The British physicist Michael Berry, emeritus professor at the University of Bristol, will receive the award for the development of the theory of the geometric phase, which plays an important role in both the classical and quantum mechanical theory of waves.
- Opening by Christine Mummery, Leiden University, board member of the Royal Netherlands Academy of Arts and Sciences
- Knots of Light by Dirk Bouwmeester, Leiden University and UC Santa Barbara
Maxwell’s equations and the resulting description of light triggered the development of the theory of relativity and of quantum mechanics. Understanding the properties of light is therefore of fundamental importance. Topologically nontrivial structures of light will be discussed in which all electric and magnetic field lines form closed loops that are linked to each other. Furthermore it will be shown how such linked and knotted structures can be transformed to knotted structures of gravitational waves and plasma.
- What Would You See Upon Falling in a Black Hole? by Erik Verlinde, University of Amsterdam
Light and Gravity. This year marks the 150th anniversary of Maxwell’s theory of light as well as the 100th anniversary of Einstein's theory of general relativity. One of the main predictions of general relativity is that gravity bends light. Near black holes this bending is so strong that light is being captured behind an event horizon. Recently the movie Interstellar appeared in cinema’s, in which one of the main characters decides to fall in to a black hole. In this presentation the science behind the question 'What do you see when you fall into a black hole?' will be explained and illustrated with the help of numerical simulations. Also in other places in our universe light is being influenced by gravity. The occurrence of gravitational lenses in one example. Observations of the bending of light by gravity teaches us a lot about the distribution of matter in our universe. We discuss the most important lessons that can be drawn from these observations.
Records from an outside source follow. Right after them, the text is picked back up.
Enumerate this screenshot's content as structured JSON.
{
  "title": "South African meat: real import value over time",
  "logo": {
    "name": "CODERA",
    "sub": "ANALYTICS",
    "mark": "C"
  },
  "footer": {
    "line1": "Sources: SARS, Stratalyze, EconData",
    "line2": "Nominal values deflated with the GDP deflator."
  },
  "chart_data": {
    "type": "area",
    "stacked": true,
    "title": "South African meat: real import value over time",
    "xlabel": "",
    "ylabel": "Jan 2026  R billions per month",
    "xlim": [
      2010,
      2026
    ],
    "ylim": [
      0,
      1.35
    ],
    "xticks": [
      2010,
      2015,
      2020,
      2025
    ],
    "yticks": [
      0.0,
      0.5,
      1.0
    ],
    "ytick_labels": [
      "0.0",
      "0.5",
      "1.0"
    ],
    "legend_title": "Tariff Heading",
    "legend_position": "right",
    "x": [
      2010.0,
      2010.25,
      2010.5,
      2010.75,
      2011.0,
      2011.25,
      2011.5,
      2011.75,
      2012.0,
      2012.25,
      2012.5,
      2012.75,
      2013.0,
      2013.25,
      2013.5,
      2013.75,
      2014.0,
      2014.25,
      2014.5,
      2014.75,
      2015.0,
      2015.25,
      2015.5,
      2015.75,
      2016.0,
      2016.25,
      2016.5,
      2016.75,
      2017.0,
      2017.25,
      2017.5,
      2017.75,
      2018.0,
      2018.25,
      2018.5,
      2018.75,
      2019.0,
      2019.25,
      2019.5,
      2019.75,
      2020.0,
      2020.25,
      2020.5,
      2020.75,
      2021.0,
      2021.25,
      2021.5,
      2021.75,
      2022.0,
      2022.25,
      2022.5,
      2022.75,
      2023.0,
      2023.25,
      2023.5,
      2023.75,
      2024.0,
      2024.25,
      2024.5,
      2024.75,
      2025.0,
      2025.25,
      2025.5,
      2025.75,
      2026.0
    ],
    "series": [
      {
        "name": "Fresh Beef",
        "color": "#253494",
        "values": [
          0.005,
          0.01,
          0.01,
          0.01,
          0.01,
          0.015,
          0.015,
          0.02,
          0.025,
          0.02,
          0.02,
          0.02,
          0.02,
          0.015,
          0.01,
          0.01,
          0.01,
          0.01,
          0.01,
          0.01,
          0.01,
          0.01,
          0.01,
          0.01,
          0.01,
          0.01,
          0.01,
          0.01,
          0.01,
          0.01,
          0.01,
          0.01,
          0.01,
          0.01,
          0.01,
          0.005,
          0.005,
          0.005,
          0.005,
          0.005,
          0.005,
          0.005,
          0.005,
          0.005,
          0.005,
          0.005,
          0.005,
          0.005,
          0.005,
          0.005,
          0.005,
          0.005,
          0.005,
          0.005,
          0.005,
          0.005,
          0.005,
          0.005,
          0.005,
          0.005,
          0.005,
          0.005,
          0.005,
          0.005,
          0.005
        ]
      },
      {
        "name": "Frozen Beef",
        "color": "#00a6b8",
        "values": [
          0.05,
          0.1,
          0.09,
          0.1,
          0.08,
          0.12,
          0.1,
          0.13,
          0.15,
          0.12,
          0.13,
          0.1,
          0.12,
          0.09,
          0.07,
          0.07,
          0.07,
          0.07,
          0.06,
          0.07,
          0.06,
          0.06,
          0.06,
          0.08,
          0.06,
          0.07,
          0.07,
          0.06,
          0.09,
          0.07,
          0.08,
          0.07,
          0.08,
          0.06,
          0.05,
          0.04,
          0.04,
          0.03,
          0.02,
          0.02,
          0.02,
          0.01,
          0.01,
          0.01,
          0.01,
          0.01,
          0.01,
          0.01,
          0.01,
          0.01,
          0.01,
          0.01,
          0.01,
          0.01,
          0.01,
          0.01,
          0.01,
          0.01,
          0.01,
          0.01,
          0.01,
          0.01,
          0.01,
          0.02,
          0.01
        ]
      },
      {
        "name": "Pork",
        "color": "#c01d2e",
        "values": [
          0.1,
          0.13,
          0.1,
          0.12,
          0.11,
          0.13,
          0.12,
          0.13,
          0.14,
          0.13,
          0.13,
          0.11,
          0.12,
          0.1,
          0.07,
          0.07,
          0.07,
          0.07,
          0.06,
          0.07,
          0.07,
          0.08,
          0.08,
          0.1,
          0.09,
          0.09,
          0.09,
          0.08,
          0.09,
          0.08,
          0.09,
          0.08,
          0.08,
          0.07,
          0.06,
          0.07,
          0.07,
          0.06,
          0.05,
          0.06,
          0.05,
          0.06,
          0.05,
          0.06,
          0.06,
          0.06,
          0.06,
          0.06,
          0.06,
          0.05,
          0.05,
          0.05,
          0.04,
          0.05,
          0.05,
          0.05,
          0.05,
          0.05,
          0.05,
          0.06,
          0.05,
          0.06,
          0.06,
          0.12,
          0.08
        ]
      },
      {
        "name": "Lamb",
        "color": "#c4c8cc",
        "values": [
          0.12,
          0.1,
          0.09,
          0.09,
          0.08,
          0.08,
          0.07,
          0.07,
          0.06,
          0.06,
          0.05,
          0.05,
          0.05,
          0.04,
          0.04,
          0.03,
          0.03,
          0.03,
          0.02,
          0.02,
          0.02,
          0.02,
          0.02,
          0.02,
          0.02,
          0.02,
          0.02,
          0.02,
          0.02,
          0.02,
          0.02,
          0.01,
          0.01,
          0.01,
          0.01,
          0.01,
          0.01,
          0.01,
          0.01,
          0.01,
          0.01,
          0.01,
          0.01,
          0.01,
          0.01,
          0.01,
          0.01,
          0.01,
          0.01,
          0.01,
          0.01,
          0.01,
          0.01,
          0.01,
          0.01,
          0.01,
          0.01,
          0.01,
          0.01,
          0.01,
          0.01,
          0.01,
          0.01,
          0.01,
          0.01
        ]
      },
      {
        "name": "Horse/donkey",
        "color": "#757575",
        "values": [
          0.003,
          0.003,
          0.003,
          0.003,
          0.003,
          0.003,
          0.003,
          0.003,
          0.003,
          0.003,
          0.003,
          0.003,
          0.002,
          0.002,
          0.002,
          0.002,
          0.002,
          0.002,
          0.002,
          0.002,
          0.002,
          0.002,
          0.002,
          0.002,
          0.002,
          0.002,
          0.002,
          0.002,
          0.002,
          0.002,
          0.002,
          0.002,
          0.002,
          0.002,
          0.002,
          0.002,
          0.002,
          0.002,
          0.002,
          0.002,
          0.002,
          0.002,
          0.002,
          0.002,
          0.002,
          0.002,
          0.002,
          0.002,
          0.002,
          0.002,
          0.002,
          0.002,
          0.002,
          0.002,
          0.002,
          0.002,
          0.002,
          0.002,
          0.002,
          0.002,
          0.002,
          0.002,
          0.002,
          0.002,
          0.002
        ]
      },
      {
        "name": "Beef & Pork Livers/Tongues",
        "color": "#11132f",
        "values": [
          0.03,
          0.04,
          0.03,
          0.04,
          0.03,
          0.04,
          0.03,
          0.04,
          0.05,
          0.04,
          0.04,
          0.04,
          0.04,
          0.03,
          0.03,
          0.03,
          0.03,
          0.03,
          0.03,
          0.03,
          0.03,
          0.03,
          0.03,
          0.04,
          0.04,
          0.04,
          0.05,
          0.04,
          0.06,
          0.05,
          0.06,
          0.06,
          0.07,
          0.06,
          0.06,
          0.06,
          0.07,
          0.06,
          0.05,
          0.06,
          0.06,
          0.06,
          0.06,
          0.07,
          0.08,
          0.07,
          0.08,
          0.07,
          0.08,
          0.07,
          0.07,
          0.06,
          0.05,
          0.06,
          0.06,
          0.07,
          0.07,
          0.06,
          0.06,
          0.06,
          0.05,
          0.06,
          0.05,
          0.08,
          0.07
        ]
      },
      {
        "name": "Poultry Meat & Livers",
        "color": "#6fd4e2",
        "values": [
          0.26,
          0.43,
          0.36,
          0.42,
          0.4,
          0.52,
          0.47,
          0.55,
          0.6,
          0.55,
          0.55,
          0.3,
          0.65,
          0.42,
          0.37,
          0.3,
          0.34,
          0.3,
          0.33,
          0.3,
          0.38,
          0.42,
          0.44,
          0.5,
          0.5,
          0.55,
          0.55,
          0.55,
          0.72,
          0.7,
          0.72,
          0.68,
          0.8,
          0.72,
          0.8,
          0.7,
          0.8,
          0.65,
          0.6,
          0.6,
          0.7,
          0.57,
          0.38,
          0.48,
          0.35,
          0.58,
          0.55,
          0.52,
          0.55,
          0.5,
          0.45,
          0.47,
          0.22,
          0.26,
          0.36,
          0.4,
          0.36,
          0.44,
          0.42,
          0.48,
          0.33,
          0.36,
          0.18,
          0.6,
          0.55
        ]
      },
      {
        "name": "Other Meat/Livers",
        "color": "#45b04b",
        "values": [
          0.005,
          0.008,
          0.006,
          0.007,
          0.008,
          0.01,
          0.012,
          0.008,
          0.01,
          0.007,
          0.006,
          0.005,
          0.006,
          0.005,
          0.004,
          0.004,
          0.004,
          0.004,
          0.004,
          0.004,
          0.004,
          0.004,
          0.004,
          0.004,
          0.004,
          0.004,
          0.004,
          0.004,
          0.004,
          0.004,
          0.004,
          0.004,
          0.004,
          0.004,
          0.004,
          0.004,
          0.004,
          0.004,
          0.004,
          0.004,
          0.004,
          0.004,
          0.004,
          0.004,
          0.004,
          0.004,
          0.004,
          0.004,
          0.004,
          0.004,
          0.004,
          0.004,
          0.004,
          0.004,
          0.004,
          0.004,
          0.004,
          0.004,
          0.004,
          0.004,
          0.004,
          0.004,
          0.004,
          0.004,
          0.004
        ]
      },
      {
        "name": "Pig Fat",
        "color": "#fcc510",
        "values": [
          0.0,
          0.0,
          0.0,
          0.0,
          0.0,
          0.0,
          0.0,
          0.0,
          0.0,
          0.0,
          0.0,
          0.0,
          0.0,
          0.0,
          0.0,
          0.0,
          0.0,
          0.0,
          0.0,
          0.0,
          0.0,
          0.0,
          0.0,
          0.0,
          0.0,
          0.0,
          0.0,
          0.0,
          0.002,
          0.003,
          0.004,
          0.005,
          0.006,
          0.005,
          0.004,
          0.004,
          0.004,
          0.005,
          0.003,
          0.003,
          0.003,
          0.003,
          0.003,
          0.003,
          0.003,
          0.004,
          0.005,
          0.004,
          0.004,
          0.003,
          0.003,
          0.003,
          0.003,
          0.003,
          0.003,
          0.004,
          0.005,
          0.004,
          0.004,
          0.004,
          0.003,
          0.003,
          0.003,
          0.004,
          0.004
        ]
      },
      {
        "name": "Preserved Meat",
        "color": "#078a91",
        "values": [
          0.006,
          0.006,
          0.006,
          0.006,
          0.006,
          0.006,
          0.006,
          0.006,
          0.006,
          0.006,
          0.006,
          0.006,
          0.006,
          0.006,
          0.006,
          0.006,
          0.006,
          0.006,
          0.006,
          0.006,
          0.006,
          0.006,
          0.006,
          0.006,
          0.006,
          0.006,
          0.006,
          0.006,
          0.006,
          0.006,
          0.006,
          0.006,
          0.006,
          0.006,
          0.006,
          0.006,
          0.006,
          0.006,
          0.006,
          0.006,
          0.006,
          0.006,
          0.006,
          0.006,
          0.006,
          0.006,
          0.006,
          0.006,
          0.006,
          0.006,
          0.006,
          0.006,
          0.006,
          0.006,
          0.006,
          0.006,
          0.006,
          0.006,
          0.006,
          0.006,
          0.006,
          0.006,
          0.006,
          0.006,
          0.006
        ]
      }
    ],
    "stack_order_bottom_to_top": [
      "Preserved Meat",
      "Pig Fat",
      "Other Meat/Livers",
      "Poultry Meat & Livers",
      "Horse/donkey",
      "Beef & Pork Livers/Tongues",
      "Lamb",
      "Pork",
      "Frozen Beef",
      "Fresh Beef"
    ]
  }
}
- Enlightening the Opaque World by Ad Lagendijk, Twente University
All objects that we observe around us are untransparent. We cannot see transparent objects. Nevertheless up to recently physicists were mainly concerned with the transparent objects. A combination of new insight, new technology, and new multidisciplinary collaboration has led to a situation where we can look inside and see through opaque matter.
- Laudatio door Carlo Beenakker, Universiteit Leiden, voorzitter van de jury voor de Lorentzmedaille, en uitreiking van de Lorentzmedaille aan Sir Michael Berry
- Nature's Optics and Our Understanding of Light by Sir Michael Berry, University of Bristol
Optical phenomena visible to everyone have been central to the development of, and abundantly illustrate, important concepts in science and mathematics. The phenomena considered include rainbows, sparkling reflections on water, mirages, green flashes, earthlight on the moon, glories, daylight, crystals, and the squint moon. The concepts include refraction, caustics (focal singularities of ray optics), wave interference, numerical experiments, mathematical asymptotics, dispersion, complex angular momentum (Regge poles), polarization singularities, Hamilton’s conical intersections of eigenvalues (‘Dirac points’), geometric phases, and visual illusions.